This post originally appeared on the Geek Feminism blog and is reposted here for posterity.
The Linux.conf.au 2012 proposal deadline is in a few hours, which gives you plenty of time to cut and paste the following into your speaker proposal:
I believe conferences should provide a safe, harassment-free environment for everyone. I ask $CONFERENCE to officially adopt and enforce a code of conduct or policy for attendee behavior that specifically forbids known problem behaviors such as pornography in public spaces, sexual harassment, and bullying.
If $CONFERENCE does not have a policy in place by the speaker notification deadline, I must regretfully decline any invitation to speak.
For more information, see:
http://geekfeminism.wikia.com/wiki/Anti-harassment_policy_resources
http://geekfeminism.wikia.com/wiki/Timeline_of_incidents
Conferences value their speakers’ opinions greatly and listen when they speak. Donna Benjamin showed this when she organized a demonstration of support for a code of conduct at OSCON 2011; at least nine speakers in favor of the proposal edited their official OSCON speaker biographies to include a statement of support.
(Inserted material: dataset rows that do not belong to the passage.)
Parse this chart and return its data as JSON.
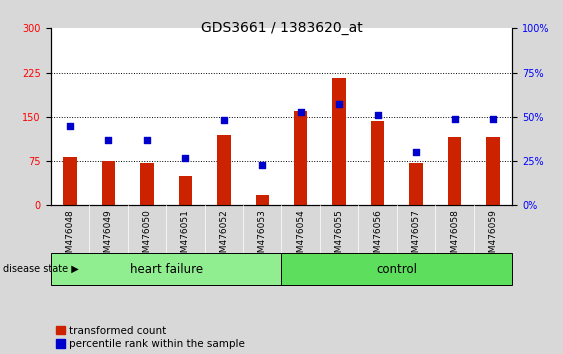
{
  "title": "GDS3661 / 1383620_at",
  "samples": [
    "GSM476048",
    "GSM476049",
    "GSM476050",
    "GSM476051",
    "GSM476052",
    "GSM476053",
    "GSM476054",
    "GSM476055",
    "GSM476056",
    "GSM476057",
    "GSM476058",
    "GSM476059"
  ],
  "transformed_count": [
    82,
    75,
    72,
    50,
    120,
    18,
    160,
    215,
    143,
    72,
    115,
    115
  ],
  "percentile_rank": [
    45,
    37,
    37,
    27,
    48,
    23,
    53,
    57,
    51,
    30,
    49,
    49
  ],
  "disease_groups": [
    {
      "label": "heart failure",
      "start": 0,
      "end": 6,
      "color": "#90ee90"
    },
    {
      "label": "control",
      "start": 6,
      "end": 12,
      "color": "#5ddf5d"
    }
  ],
  "left_ylim": [
    0,
    300
  ],
  "right_ylim": [
    0,
    100
  ],
  "left_yticks": [
    0,
    75,
    150,
    225,
    300
  ],
  "right_yticks": [
    0,
    25,
    50,
    75,
    100
  ],
  "right_yticklabels": [
    "0%",
    "25%",
    "50%",
    "75%",
    "100%"
  ],
  "bar_color": "#cc2200",
  "dot_color": "#0000cc",
  "bar_width": 0.35,
  "dot_size": 18,
  "grid_color": "black",
  "bg_color": "#d8d8d8",
  "plot_bg": "white",
  "ylabel_left_color": "red",
  "ylabel_right_color": "blue",
  "title_fontsize": 10,
  "tick_fontsize": 7,
  "xtick_fontsize": 6.5,
  "legend_fontsize": 7.5,
  "group_label_fontsize": 8.5
}
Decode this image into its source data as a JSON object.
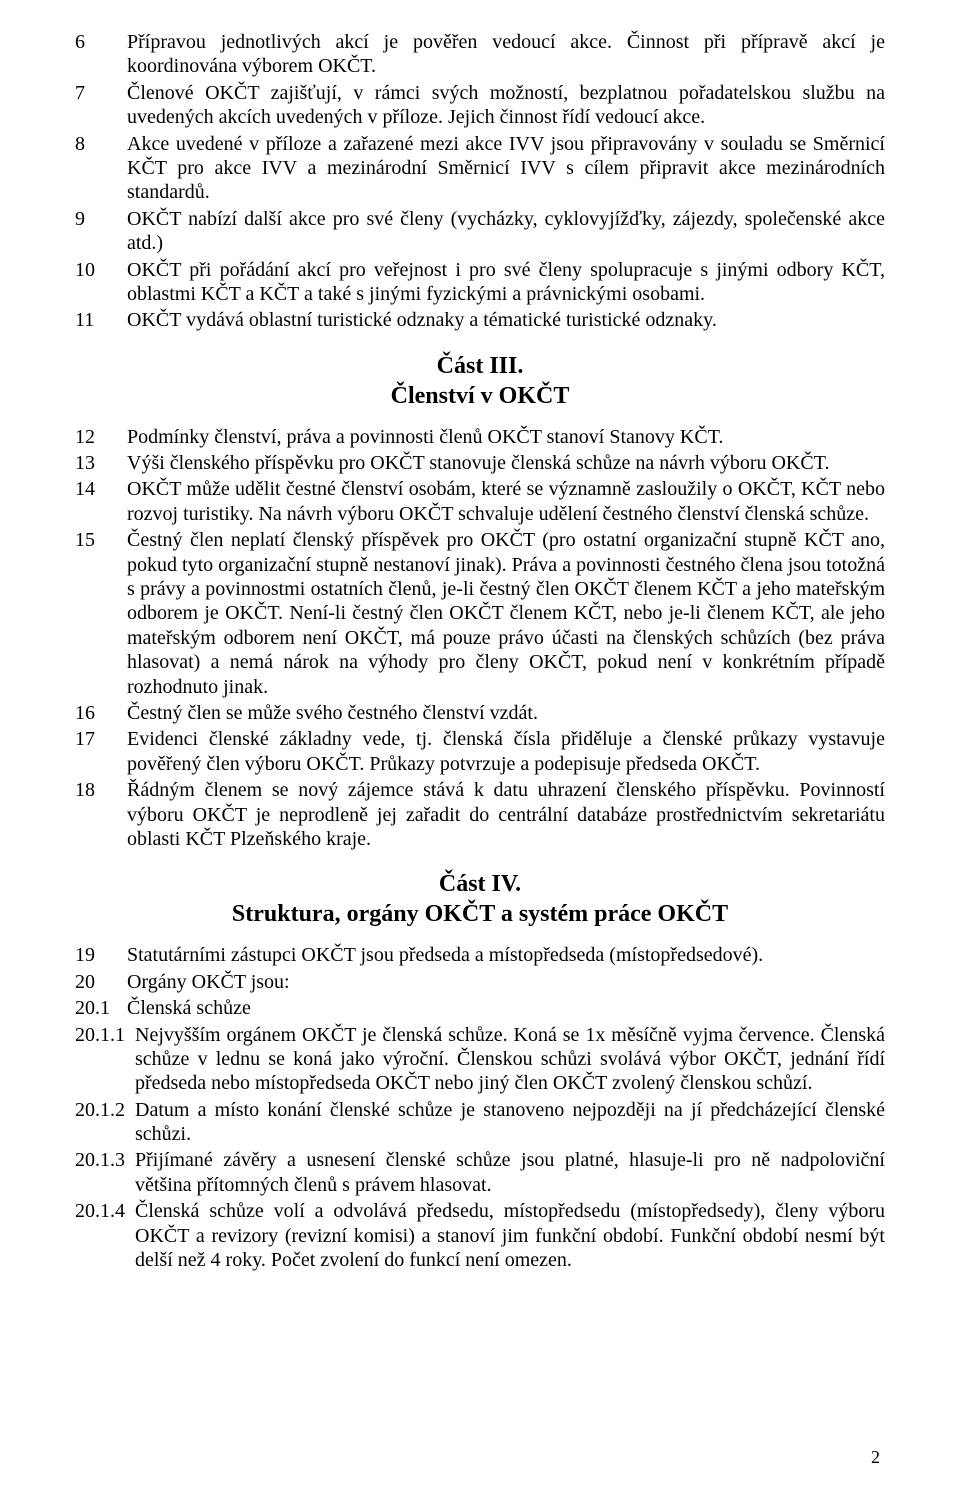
{
  "items_part2": [
    {
      "num": "6",
      "text": "Přípravou jednotlivých akcí je pověřen vedoucí akce. Činnost při přípravě akcí je koordinována výborem OKČT."
    },
    {
      "num": "7",
      "text": "Členové OKČT zajišťují, v rámci svých možností, bezplatnou pořadatelskou službu na uvedených akcích uvedených v příloze. Jejich činnost řídí vedoucí akce."
    },
    {
      "num": "8",
      "text": "Akce uvedené v příloze a zařazené mezi akce IVV jsou připravovány v souladu se Směrnicí KČT pro akce IVV a mezinárodní Směrnicí IVV s cílem připravit akce mezinárodních standardů."
    },
    {
      "num": "9",
      "text": "OKČT nabízí další akce pro své členy (vycházky, cyklovyjížďky, zájezdy, společenské akce atd.)"
    },
    {
      "num": "10",
      "text": "OKČT při pořádání akcí pro veřejnost i pro své členy spolupracuje s jinými odbory KČT, oblastmi KČT a KČT a také s jinými fyzickými a právnickými osobami."
    },
    {
      "num": "11",
      "text": "OKČT vydává oblastní turistické odznaky a tématické turistické odznaky."
    }
  ],
  "part3_title": "Část III.",
  "part3_subtitle": "Členství v OKČT",
  "items_part3": [
    {
      "num": "12",
      "text": "Podmínky členství, práva a povinnosti členů OKČT stanoví Stanovy KČT."
    },
    {
      "num": "13",
      "text": "Výši členského příspěvku pro OKČT stanovuje členská schůze na návrh výboru OKČT."
    },
    {
      "num": "14",
      "text": "OKČT může udělit čestné členství osobám, které se významně zasloužily o OKČT, KČT nebo rozvoj turistiky. Na návrh výboru OKČT schvaluje udělení čestného členství členská schůze."
    },
    {
      "num": "15",
      "text": "Čestný člen neplatí členský příspěvek pro OKČT (pro ostatní organizační stupně KČT ano, pokud tyto organizační stupně nestanoví jinak). Práva a povinnosti čestného člena jsou totožná s právy a povinnostmi ostatních členů, je-li čestný člen OKČT členem KČT a jeho mateřským odborem je OKČT. Není-li čestný člen OKČT členem KČT, nebo je-li členem KČT, ale jeho mateřským odborem není OKČT, má pouze právo účasti na členských schůzích (bez práva hlasovat) a nemá nárok na výhody pro členy OKČT, pokud není v konkrétním případě rozhodnuto jinak."
    },
    {
      "num": "16",
      "text": "Čestný člen se může svého čestného členství vzdát."
    },
    {
      "num": "17",
      "text": "Evidenci členské základny vede, tj. členská čísla přiděluje a členské průkazy vystavuje pověřený člen výboru OKČT. Průkazy potvrzuje a podepisuje předseda OKČT."
    },
    {
      "num": "18",
      "text": "Řádným členem se nový zájemce stává k datu uhrazení členského příspěvku. Povinností výboru OKČT je neprodleně jej zařadit do centrální databáze prostřednictvím sekretariátu oblasti KČT Plzeňského kraje."
    }
  ],
  "part4_title": "Část  IV.",
  "part4_subtitle": "Struktura, orgány OKČT a systém práce OKČT",
  "items_part4": [
    {
      "num": "19",
      "text": "Statutárními zástupci OKČT jsou předseda a místopředseda (místopředsedové)."
    },
    {
      "num": "20",
      "text": "Orgány OKČT jsou:"
    },
    {
      "num": "20.1",
      "text": "Členská schůze"
    }
  ],
  "subitems_part4": [
    {
      "num": "20.1.1",
      "text": "Nejvyšším orgánem OKČT je členská schůze. Koná se 1x měsíčně vyjma července. Členská schůze v lednu se koná jako výroční. Členskou schůzi svolává výbor OKČT, jednání řídí předseda nebo místopředseda OKČT nebo jiný člen OKČT zvolený členskou schůzí."
    },
    {
      "num": "20.1.2",
      "text": "Datum a místo konání členské schůze je stanoveno nejpozději na jí předcházející členské schůzi."
    },
    {
      "num": "20.1.3",
      "text": "Přijímané závěry a usnesení členské schůze jsou platné, hlasuje-li pro ně nadpoloviční většina přítomných členů s právem hlasovat."
    },
    {
      "num": "20.1.4",
      "text": "Členská schůze volí a odvolává předsedu, místopředsedu (místopředsedy), členy výboru OKČT a revizory (revizní komisi) a stanoví jim funkční období. Funkční období nesmí být delší než 4 roky. Počet zvolení do funkcí není omezen."
    }
  ],
  "page_number": "2"
}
An alternative, especially where the conference delegates talk selections to a subcommittee who may not have the power to make decisions about a policy, or who may not have heard anything about them, would be to submit normally, and separately mail the core organisers, or possibly the parent body. (This happens to be linux.conf.au’s model exactly: Linux Australia is the parent body, they delegate the conference to a conference committee each year, who in turn delegate speaker selection to a subcommittee.)